Before the end of the war he had produced two of his most enduring works, the Ceremony of Carols and the Serenade for tenor, horn and strings, but it was his opera Peter Grimes that made him internationally famous. This was the result of a commission from the Koussevitzky Foundation in America. The resumption of artistic activity after the conflict and the reopening of the Sadler’s Wells theatre made this a keenly anticipated event and produced one of the most memorable first nights in British music. Peter Grimes was hailed as milestone in modern opera.

With only two opera companies established in Britain, Britten founded the English Opera Group. Then in 1948 he, with Eric Crozier and Peter Pears, founded the Aldeburgh Festival, then, as now, an indispensable national flagship of musical excellence. He and Pears had made their base in the Suffolk village and it was remain their home for the rest of their lives together. A string of operas followed Peter Grimes, some with the expected full orchestra, some scored for a mere 12 instruments, facilitating performances and showing the composer to be a master of inventiveness with limited forces. The Rape of Lucretia (1946), Albert Herring, Billy Budd, The Turn of the Screw, A Midsummer Night’s Dream and Death in Venice (1973) have all, to a lesser or greater degree, established themselves in the repertoires of opera houses the world over.

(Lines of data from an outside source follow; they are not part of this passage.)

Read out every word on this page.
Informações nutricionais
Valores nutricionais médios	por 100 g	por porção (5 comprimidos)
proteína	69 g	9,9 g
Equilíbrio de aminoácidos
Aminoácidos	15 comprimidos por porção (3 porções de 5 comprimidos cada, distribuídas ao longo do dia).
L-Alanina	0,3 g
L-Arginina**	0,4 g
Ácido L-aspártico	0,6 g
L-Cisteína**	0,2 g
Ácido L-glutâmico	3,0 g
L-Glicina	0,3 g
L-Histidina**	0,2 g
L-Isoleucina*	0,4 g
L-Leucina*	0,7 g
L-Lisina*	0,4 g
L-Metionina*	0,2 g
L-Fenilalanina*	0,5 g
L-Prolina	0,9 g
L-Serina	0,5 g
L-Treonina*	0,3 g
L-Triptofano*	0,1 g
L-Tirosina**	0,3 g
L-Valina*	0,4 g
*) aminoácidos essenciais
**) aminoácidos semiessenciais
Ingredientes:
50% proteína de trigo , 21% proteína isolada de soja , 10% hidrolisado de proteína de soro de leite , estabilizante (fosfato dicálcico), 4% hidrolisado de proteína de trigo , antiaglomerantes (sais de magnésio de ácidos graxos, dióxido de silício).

Britten was particularly adept at writing music for children, accessible without being condescending, and works like Let’s Make an Opera, Noye’s Fludde and The Young Person’s Guide to the Orchestra have had a stimulating, not to say inspirational, effect on generations of young people. In 1961 he received a commission to celebrate the consecration of the newly built Coventry Cathedral to replace the building bombed in the war. The result was his powerful and profound War Requiem, using the words of the Latin Mass and the poems of the First World War poet Wilfred Owen.

In 1967 the tiny Jubilee Hall in Aldeburgh was replaced by the conversion of part of The Maltings at Snape into a larger concert and opera hall. Two years later it was destroyed by fire. The phoenix which rose from the ashes has proved to be among the outstanding concert halls of Europe and it was here that the first performance of Britten’s last major composition, Death in Venice, was given in 1973. As with so much of his work, his partner Peter Pears was the inspiration behind it, as much a confessional piece as an autobiographical one. Whether or not you are a fan of Pears’s voice, no one can deny the enormous influence exerted by Pears on Britten during the course of their nearly four decades together. Few other composers’ partners, straight or gay, can claim to have dominated a composer’s creative life to the same extent.

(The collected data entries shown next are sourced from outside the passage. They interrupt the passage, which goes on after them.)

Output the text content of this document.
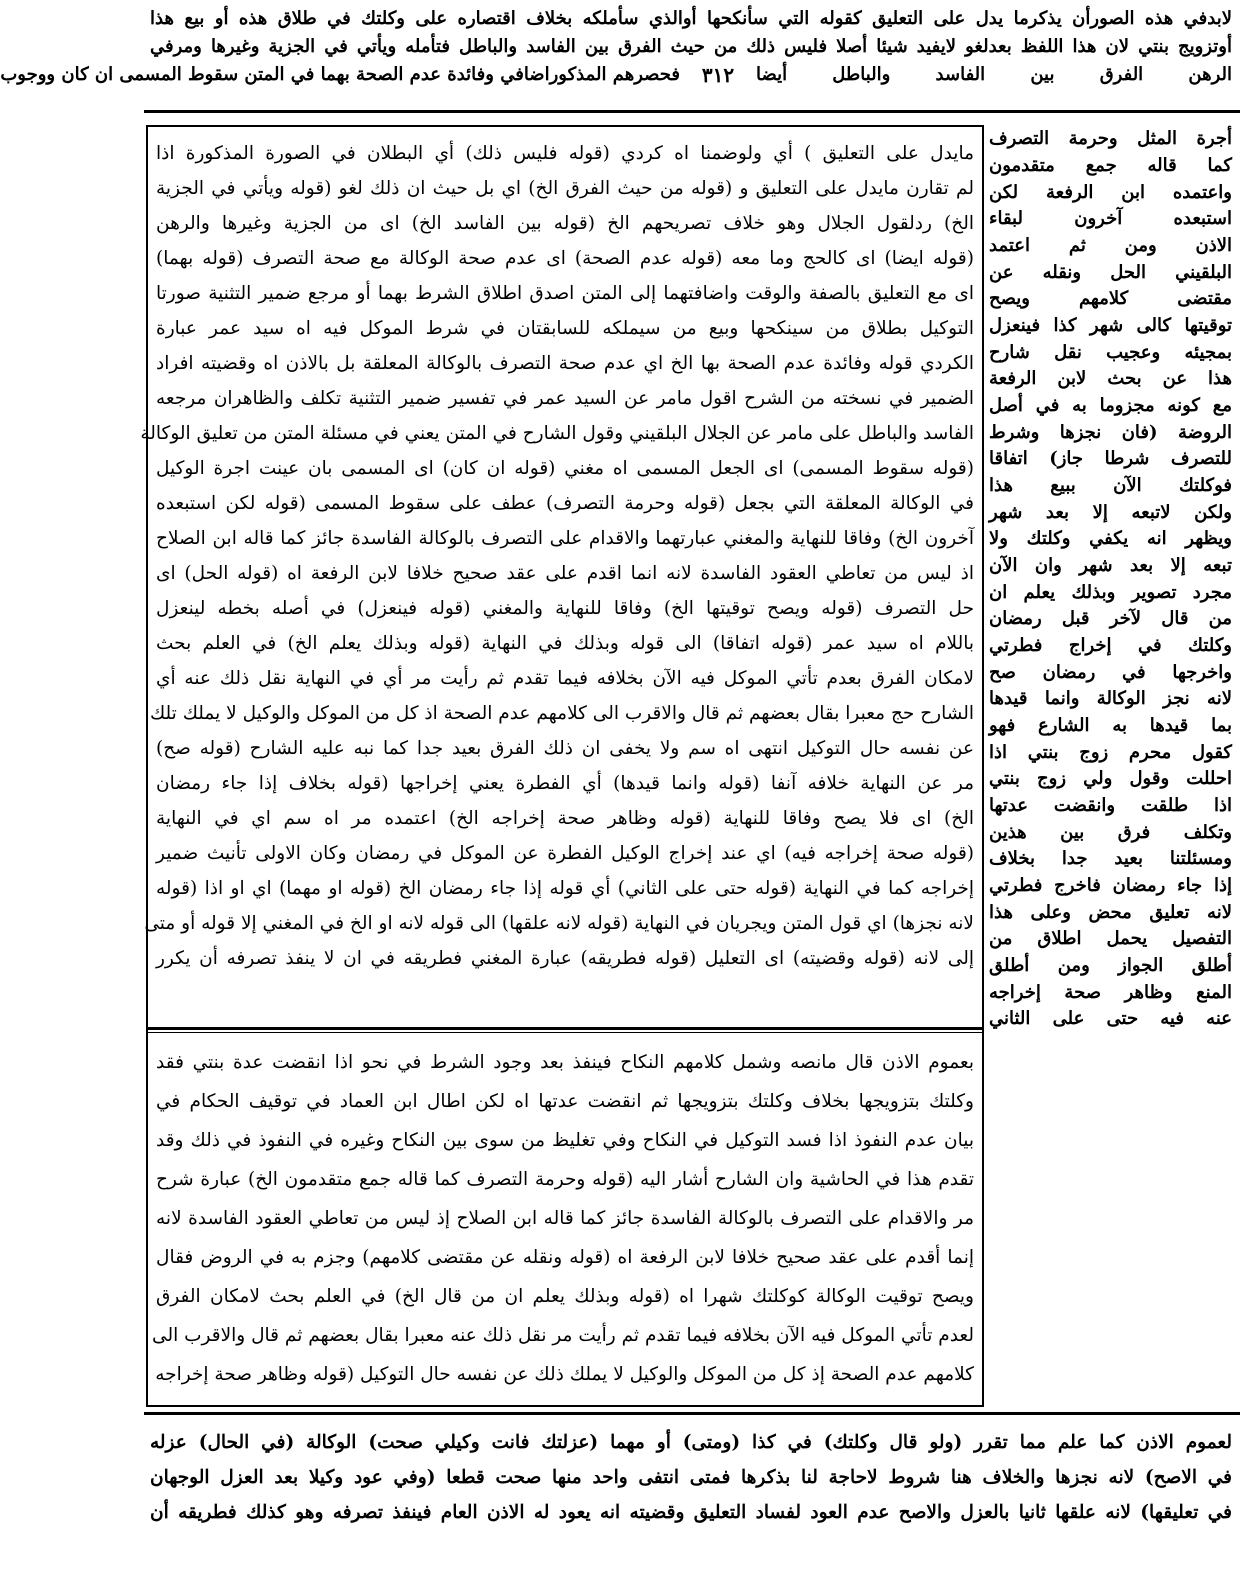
لابدفي هذه الصورأن يذكرما يدل على التعليق كقوله التي سأنكحها أوالذي سأملكه بخلاف اقتصاره على وكلتك في طلاق هذه أو بيع هذا
أوتزويج بنتي لان هذا اللفظ بعدلغو لايفيد شيئا أصلا فليس ذلك من حيث الفرق بين الفاسد والباطل فتأمله ويأتي في الجزية وغيرها ومرفي
الرهن الفرق بين الفاسد والباطل أيضا
٣١٢
فحصرهم المذكوراضافي وفائدة عدم الصحة بهما في المتن سقوط المسمى ان كان ووجوب
مايدل على التعليق ) أي ولوضمنا اه كردي (قوله فليس ذلك) أي البطلان في الصورة المذكورة اذا
لم تقارن مايدل على التعليق و (قوله من حيث الفرق الخ) اي بل حيث ان ذلك لغو (قوله ويأتي في الجزية
الخ) ردلقول الجلال وهو خلاف تصريحهم الخ (قوله بين الفاسد الخ) اى من الجزية وغيرها والرهن
(قوله ايضا) اى كالحج وما معه (قوله عدم الصحة) اى عدم صحة الوكالة مع صحة التصرف (قوله بهما)
اى مع التعليق بالصفة والوقت واضافتهما إلى المتن اصدق اطلاق الشرط بهما أو مرجع ضمير التثنية صورتا
التوكيل بطلاق من سينكحها وبيع من سيملكه للسابقتان في شرط الموكل فيه اه سيد عمر عبارة
الكردي قوله وفائدة عدم الصحة بها الخ اي عدم صحة التصرف بالوكالة المعلقة بل بالاذن اه وقضيته افراد
الضمير في نسخته من الشرح اقول مامر عن السيد عمر في تفسير ضمير التثنية تكلف والظاهران مرجعه
الفاسد والباطل على مامر عن الجلال البلقيني وقول الشارح في المتن يعني في مسئلة المتن من تعليق الوكالة
(قوله سقوط المسمى) اى الجعل المسمى اه مغني (قوله ان كان) اى المسمى بان عينت اجرة الوكيل
في الوكالة المعلقة التي بجعل (قوله وحرمة التصرف) عطف على سقوط المسمى (قوله لكن استبعده
آخرون الخ) وفاقا للنهاية والمغني عبارتهما والاقدام على التصرف بالوكالة الفاسدة جائز كما قاله ابن الصلاح
اذ ليس من تعاطي العقود الفاسدة لانه انما اقدم على عقد صحيح خلافا لابن الرفعة اه (قوله الحل) اى
حل التصرف (قوله ويصح توقيتها الخ) وفاقا للنهاية والمغني (قوله فينعزل) في أصله بخطه لينعزل
باللام اه سيد عمر (قوله اتفاقا) الى قوله وبذلك في النهاية (قوله وبذلك يعلم الخ) في العلم بحث
لامكان الفرق بعدم تأتي الموكل فيه الآن بخلافه فيما تقدم ثم رأيت مر أي في النهاية نقل ذلك عنه أي
الشارح حج معبرا بقال بعضهم ثم قال والاقرب الى كلامهم عدم الصحة اذ كل من الموكل والوكيل لا يملك تلك
عن نفسه حال التوكيل انتهى اه سم ولا يخفى ان ذلك الفرق بعيد جدا كما نبه عليه الشارح (قوله صح)
مر عن النهاية خلافه آنفا (قوله وانما قيدها) أي الفطرة يعني إخراجها (قوله بخلاف إذا جاء رمضان
الخ) اى فلا يصح وفاقا للنهاية (قوله وظاهر صحة إخراجه الخ) اعتمده مر اه سم اي في النهاية
(قوله صحة إخراجه فيه) اي عند إخراج الوكيل الفطرة عن الموكل في رمضان وكان الاولى تأنيث ضمير
إخراجه كما في النهاية (قوله حتى على الثاني) أي قوله إذا جاء رمضان الخ (قوله او مهما) اي او اذا (قوله
لانه نجزها) اي قول المتن ويجريان في النهاية (قوله لانه علقها) الى قوله لانه او الخ في المغني إلا قوله أو متى
إلى لانه (قوله وقضيته) اى التعليل (قوله فطريقه) عبارة المغني فطريقه في ان لا ينفذ تصرفه أن يكرر
بعموم الاذن قال مانصه وشمل كلامهم النكاح فينفذ بعد وجود الشرط في نحو اذا انقضت عدة بنتي فقد
وكلتك بتزويجها بخلاف وكلتك بتزويجها ثم انقضت عدتها اه لكن اطال ابن العماد في توقيف الحكام في
بيان عدم النفوذ اذا فسد التوكيل في النكاح وفي تغليظ من سوى بين النكاح وغيره في النفوذ في ذلك وقد
تقدم هذا في الحاشية وان الشارح أشار اليه (قوله وحرمة التصرف كما قاله جمع متقدمون الخ) عبارة شرح
مر والاقدام على التصرف بالوكالة الفاسدة جائز كما قاله ابن الصلاح إذ ليس من تعاطي العقود الفاسدة لانه
إنما أقدم على عقد صحيح خلافا لابن الرفعة اه (قوله ونقله عن مقتضى كلامهم) وجزم به في الروض فقال
ويصح توقيت الوكالة كوكلتك شهرا اه (قوله وبذلك يعلم ان من قال الخ) في العلم بحث لامكان الفرق
لعدم تأتي الموكل فيه الآن بخلافه فيما تقدم ثم رأيت مر نقل ذلك عنه معبرا بقال بعضهم ثم قال والاقرب الى
كلامهم عدم الصحة إذ كل من الموكل والوكيل لا يملك ذلك عن نفسه حال التوكيل (قوله وظاهر صحة إخراجه
أجرة المثل وحرمة التصرف
كما قاله جمع متقدمون
واعتمده ابن الرفعة لكن
استبعده آخرون لبقاء
الاذن ومن ثم اعتمد
البلقيني الحل ونقله عن
مقتضى كلامهم ويصح
توقيتها كالى شهر كذا فينعزل
بمجيئه وعجيب نقل شارح
هذا عن بحث لابن الرفعة
مع كونه مجزوما به في أصل
الروضة (فان نجزها وشرط
للتصرف شرطا جاز) اتفاقا
فوكلتك الآن ببيع هذا
ولكن لاتبعه إلا بعد شهر
ويظهر انه يكفي وكلتك ولا
تبعه إلا بعد شهر وان الآن
مجرد تصوير وبذلك يعلم ان
من قال لآخر قبل رمضان
وكلتك في إخراج فطرتي
واخرجها في رمضان صح
لانه نجز الوكالة وانما قيدها
بما قيدها به الشارع فهو
كقول محرم زوج بنتي اذا
احللت وقول ولي زوج بنتي
اذا طلقت وانقضت عدتها
وتكلف فرق بين هذين
ومسئلتنا بعيد جدا بخلاف
إذا جاء رمضان فاخرج فطرتي
لانه تعليق محض وعلى هذا
التفصيل يحمل اطلاق من
أطلق الجواز ومن أطلق
المنع وظاهر صحة إخراجه
عنه فيه حتى على الثاني
لعموم الاذن كما علم مما تقرر (ولو قال وكلتك) في كذا (ومتى) أو مهما (عزلتك فانت وكيلي صحت) الوكالة (في الحال) عزله
في الاصح) لانه نجزها والخلاف هنا شروط لاحاجة لنا بذكرها فمتى انتفى واحد منها صحت قطعا (وفي عود وكيلا بعد العزل الوجهان
في تعليقها) لانه علقها ثانيا بالعزل والاصح عدم العود لفساد التعليق وقضيته انه يعود له الاذن العام فينفذ تصرفه وهو كذلك فطريقه أن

During work on Death in Venice, it became clear to Britten that the heart condition from which he had suffered was likely to be fatal and in the last few years of his life he was reduced to doing very little. He had been made a Companion of Honour as early as 1952 and awarded the most coveted British award, the Order of Merit, in 1965; less than six months before his death he was elevated to the peerage, the first composer ever to be made a Lord.

Britten wrote in a stunning variety of styles without ever losing the unmistakable ‘Britten sound’. More memorable than the melodies he wrote are the haunting moods and atmospheres he conjures up. The brooding, bleak flatness of the East Anglian landscape forever hovers round him. His friendship with some of the greatest artists of the day (including, most notably, horn player Dennis Brain, cellist Mstislav Rostropovich and pianist Sviatoslav Richter) encouraged music which delights in virtuosity. The sea, too, played a major part in his creative process. ‘My parents’ house directly faced the sea,’ he wrote, ‘and my childhood was coloured by the fierce storms that sometimes drove ships into our coast and ate away whole stretches of the neighbouring cliffs.’ Britten came of age in 1934, the year in which Elgar, Holst and Delius died. He rapidly dragged British music into another era – his own.